Taganrog Circus (Russian: Таганрогский цирк) is a building that appeared in Taganrog in the early 1880s to demonstrate circus art. It was built by circus artists – the brothers Truzzi.

==History==
The Truzzi family was engaged in a circus art in Moscow, but their activities ceased to be promising and profitable after the declaration of mourning after the death of Emperor Alexander II. The head of the family Maximilian Truzzi decided that the family would now tour in the southern provinces, and he was right. In Rostov-on-Don their troupe was waiting for success. Maximilian had two sons – Rudolph and Zhizhetto, who moved to the city of Taganrog to organize a circus business. In 1881 they built an urban wooden stationary circus, in which they began to organize performances. After the death of Maximilian Truzzi, his children decided to organize their independent circus. Their mother Louise, wife of Maximilian, also lived in Taganrog.

In September 1898 in Taganrog performed circus artist A. L. Durov and in 1909 was the tour of the Moscow circus of Zh. A. Truzzi.

In the 1950s, the premises of the wooden circus became unusable. At this time, the work of circus-tent No. 9 began under the leadership of M.A Belikov. The city administration decided to build a summer semi-stationary circus. In May 1967 M.S Levin became the director.
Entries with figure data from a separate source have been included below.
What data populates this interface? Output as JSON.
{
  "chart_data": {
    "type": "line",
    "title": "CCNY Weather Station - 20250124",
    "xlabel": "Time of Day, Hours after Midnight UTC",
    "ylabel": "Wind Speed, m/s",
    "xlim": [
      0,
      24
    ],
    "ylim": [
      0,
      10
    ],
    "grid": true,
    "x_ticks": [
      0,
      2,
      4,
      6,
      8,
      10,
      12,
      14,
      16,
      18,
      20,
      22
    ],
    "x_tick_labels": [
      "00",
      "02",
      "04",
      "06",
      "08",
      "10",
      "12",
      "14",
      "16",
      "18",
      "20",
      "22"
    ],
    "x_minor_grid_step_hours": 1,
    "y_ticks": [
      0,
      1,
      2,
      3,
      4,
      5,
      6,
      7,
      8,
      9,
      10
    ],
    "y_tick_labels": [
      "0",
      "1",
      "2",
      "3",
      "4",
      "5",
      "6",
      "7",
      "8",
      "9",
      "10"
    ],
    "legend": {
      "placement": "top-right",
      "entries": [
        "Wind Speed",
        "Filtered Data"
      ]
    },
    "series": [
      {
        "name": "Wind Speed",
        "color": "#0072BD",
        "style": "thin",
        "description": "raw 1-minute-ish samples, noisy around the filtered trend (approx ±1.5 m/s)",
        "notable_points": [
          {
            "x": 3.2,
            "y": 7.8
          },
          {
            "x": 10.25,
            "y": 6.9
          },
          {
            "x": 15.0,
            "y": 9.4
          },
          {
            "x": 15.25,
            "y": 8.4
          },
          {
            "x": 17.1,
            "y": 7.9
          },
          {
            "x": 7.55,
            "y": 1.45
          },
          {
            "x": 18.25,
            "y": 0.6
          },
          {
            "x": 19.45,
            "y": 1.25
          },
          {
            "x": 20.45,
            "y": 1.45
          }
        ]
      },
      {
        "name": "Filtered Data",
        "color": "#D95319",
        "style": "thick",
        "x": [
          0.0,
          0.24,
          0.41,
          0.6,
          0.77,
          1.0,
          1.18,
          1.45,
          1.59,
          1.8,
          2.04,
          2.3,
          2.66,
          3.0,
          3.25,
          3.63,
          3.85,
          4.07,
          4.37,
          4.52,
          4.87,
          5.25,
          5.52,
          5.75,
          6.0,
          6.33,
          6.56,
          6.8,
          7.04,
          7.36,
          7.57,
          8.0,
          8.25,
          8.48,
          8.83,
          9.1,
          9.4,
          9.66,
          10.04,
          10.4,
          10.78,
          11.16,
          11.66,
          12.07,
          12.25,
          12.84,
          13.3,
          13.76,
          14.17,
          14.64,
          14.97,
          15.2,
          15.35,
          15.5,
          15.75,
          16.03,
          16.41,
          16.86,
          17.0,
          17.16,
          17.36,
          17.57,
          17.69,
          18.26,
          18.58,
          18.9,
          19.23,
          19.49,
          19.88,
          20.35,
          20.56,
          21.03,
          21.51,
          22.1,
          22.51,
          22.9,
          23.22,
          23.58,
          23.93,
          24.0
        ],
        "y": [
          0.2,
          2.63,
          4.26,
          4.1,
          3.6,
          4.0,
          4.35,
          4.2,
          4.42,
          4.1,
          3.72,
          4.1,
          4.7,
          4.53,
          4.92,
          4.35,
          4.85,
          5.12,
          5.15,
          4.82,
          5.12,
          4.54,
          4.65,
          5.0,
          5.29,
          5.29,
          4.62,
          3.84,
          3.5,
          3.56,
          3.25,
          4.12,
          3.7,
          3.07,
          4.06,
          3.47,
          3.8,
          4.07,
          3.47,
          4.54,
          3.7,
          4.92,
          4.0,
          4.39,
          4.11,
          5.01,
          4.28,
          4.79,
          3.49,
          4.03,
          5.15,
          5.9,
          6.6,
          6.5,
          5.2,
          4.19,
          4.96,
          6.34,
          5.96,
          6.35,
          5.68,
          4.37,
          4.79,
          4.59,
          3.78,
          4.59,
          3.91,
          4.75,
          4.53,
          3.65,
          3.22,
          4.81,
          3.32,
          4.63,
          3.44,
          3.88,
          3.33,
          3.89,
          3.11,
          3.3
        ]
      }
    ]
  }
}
From 1967 to 1988 the circus performances were held in April, May, October and November. In June 1996, Teresa Vasilyevna Durova performed here. In 1990, the Soyuz governmental circus had plans for the reconstruction of the circus, then it was rebuilt from the mobile in a summer stationary. After the reconstruction in 1993, the circus began to work from May to August.